Le cœur de la démons­tra­tion repose sur le trau­ma­tisme pro­vo­qué sur les consciences euro­péennes par les bou­le­ver­se­ments éco­no­miques, sociaux, cultu­rels et poli­tiques liés à l’industrialisation. Emi­lio Gen­tile com­mence par reprendre l’ensemble des espoirs que la moder­nité sus­cite au début du siècle, cette foi dans le pro­grès indus­triel et scien­ti­fique qui ren­dra la vie meilleure aux hommes.

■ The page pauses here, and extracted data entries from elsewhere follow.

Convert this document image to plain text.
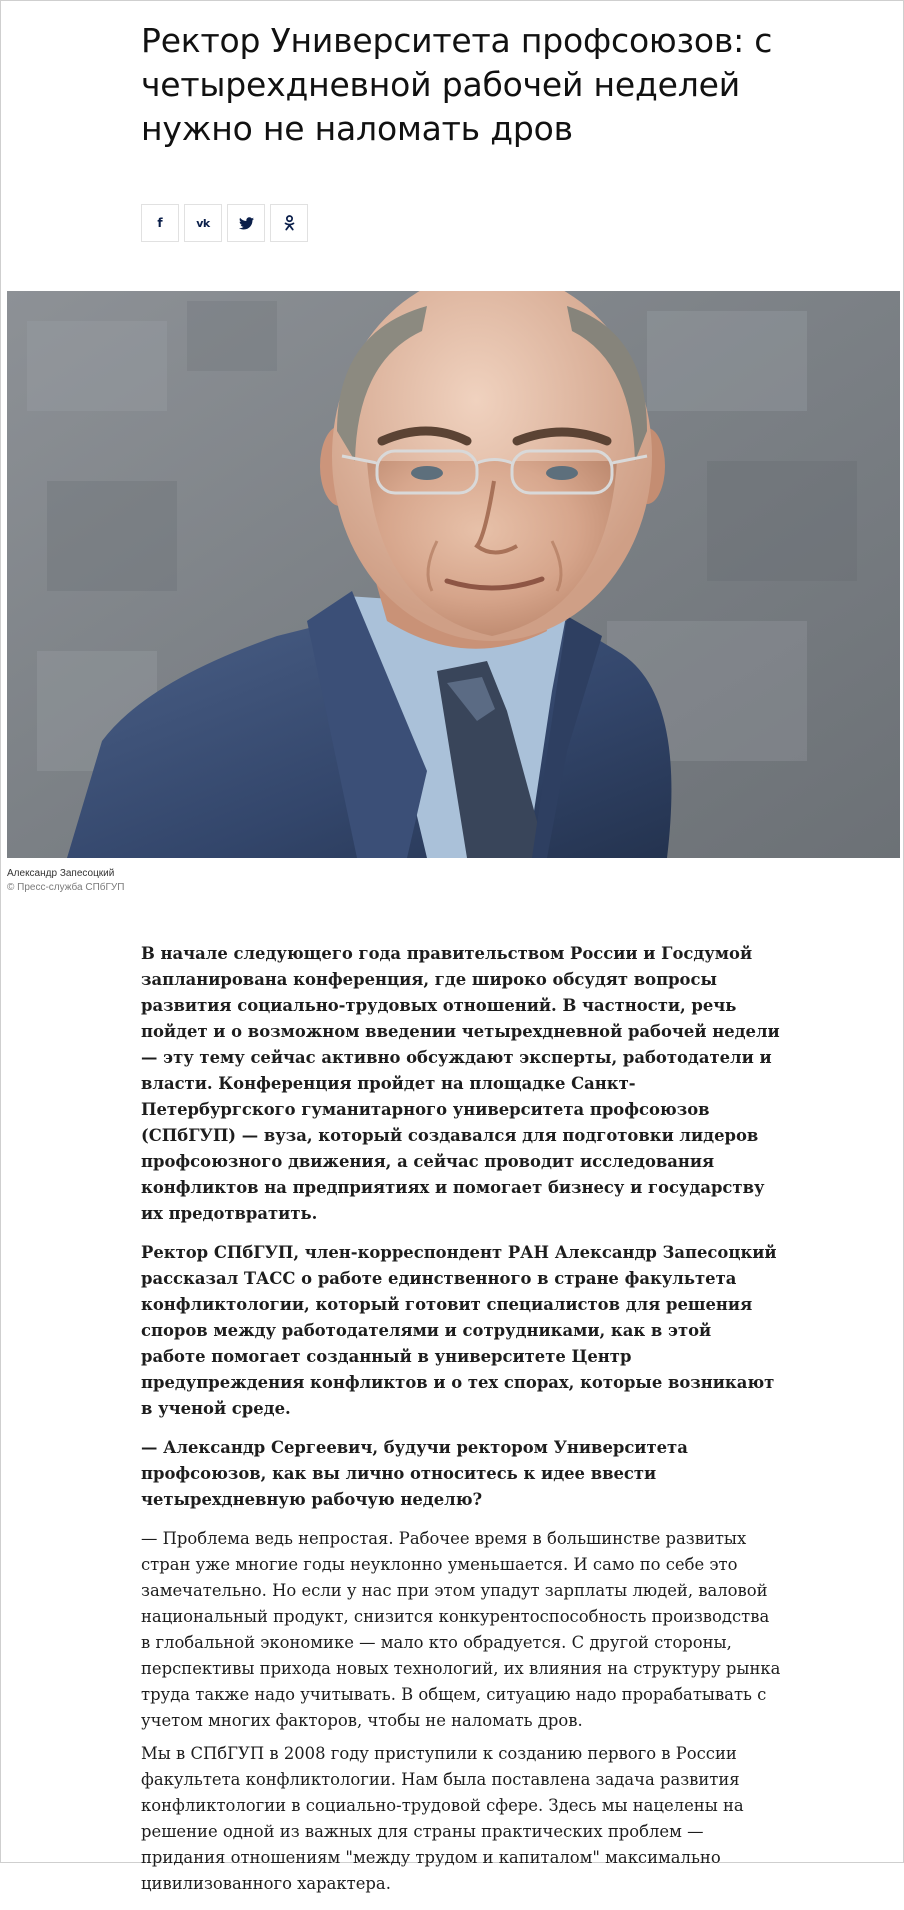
Ректор Университета профсоюзов: с четырехдневной рабочей неделей нужно не наломать дров
f	vk
Александр Запесоцкий
© Пресс-служба СПбГУП

В начале следующего года правительством России и Госдумой запланирована конференция, где широко обсудят вопросы развития социально-трудовых отношений. В частности, речь пойдет и о возможном введении четырехдневной рабочей недели — эту тему сейчас активно обсуждают эксперты, работодатели и власти. Конференция пройдет на площадке Санкт-Петербургского гуманитарного университета профсоюзов (СПбГУП) — вуза, который создавался для подготовки лидеров профсоюзного движения, а сейчас проводит исследования конфликтов на предприятиях и помогает бизнесу и государству их предотвратить.

Ректор СПбГУП, член-корреспондент РАН Александр Запесоцкий рассказал ТАСС о работе единственного в стране факультета конфликтологии, который готовит специалистов для решения споров между работодателями и сотрудниками, как в этой работе помогает созданный в университете Центр предупреждения конфликтов и о тех спорах, которые возникают в ученой среде.

— Александр Сергеевич, будучи ректором Университета профсоюзов, как вы лично относитесь к идее ввести четырехдневную рабочую неделю?

— Проблема ведь непростая. Рабочее время в большинстве развитых стран уже многие годы неуклонно уменьшается. И само по себе это замечательно. Но если у нас при этом упадут зарплаты людей, валовой национальный продукт, снизится конкурентоспособность производства в глобальной экономике — мало кто обрадуется. С другой стороны, перспективы прихода новых технологий, их влияния на структуру рынка труда также надо учитывать. В общем, ситуацию надо прорабатывать с учетом многих факторов, чтобы не наломать дров.

Мы в СПбГУП в 2008 году приступили к созданию первого в России факультета конфликтологии. Нам была поставлена задача развития конфликтологии в социально-трудовой сфере. Здесь мы нацелены на решение одной из важных для страны практических проблем — придания отношениям "между трудом и капиталом" максимально цивилизованного характера.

Les contem­po­rains prennent alors conscience de vivre un pas­sage entre un ancien monde et un nouveau.

Cette “splen­deur de la moder­nité ren­force le sen­ti­ment de supé­rio­rité des Euro­péens et s’accompagne (logi­que­ment ou contra­dic­toi­re­ment ?) d’une extrême vio­lence qui trouve dans la conquête colo­niale un moyen de s’exprimer (guerre des Boers, mas­sacre des Here­ros, guerre de Libye).

Puis, Emi­lio Gen­tile se penche sur les effets trau­ma­tiques de cette moder­nité dont le déve­lop­pe­ment s’accompagne de celui des sciences, de la remise en cause de la reli­gion, de l’émergence d’une bour­geoi­sie avide de s’enrichir et de plai­sirs. Les esprits euro­péens, déjà tou­chés par la rup­ture pro­vo­quée par la révo­lu­tion fran­çaise, sont de nou­veau secoués par les bou­le­ver­se­ments socio-économiques de l’industrialisation.

La moder­nité crée alors un sen­ti­ment nou­veau, que résume l’expression « fin de siècle ». Il est fait de doutes, de craintes, d’appréhension, face à l’avenir en géné­ral et à celui des socié­tés euro­péennes en par­ti­cu­lier. Les romans et autres essais apo­ca­lyp­tiques se mul­ti­plient, cou­rant dont Dos­toïevski est peut-être le meilleur sym­bole, mais qui se répand dans toute l’Europe.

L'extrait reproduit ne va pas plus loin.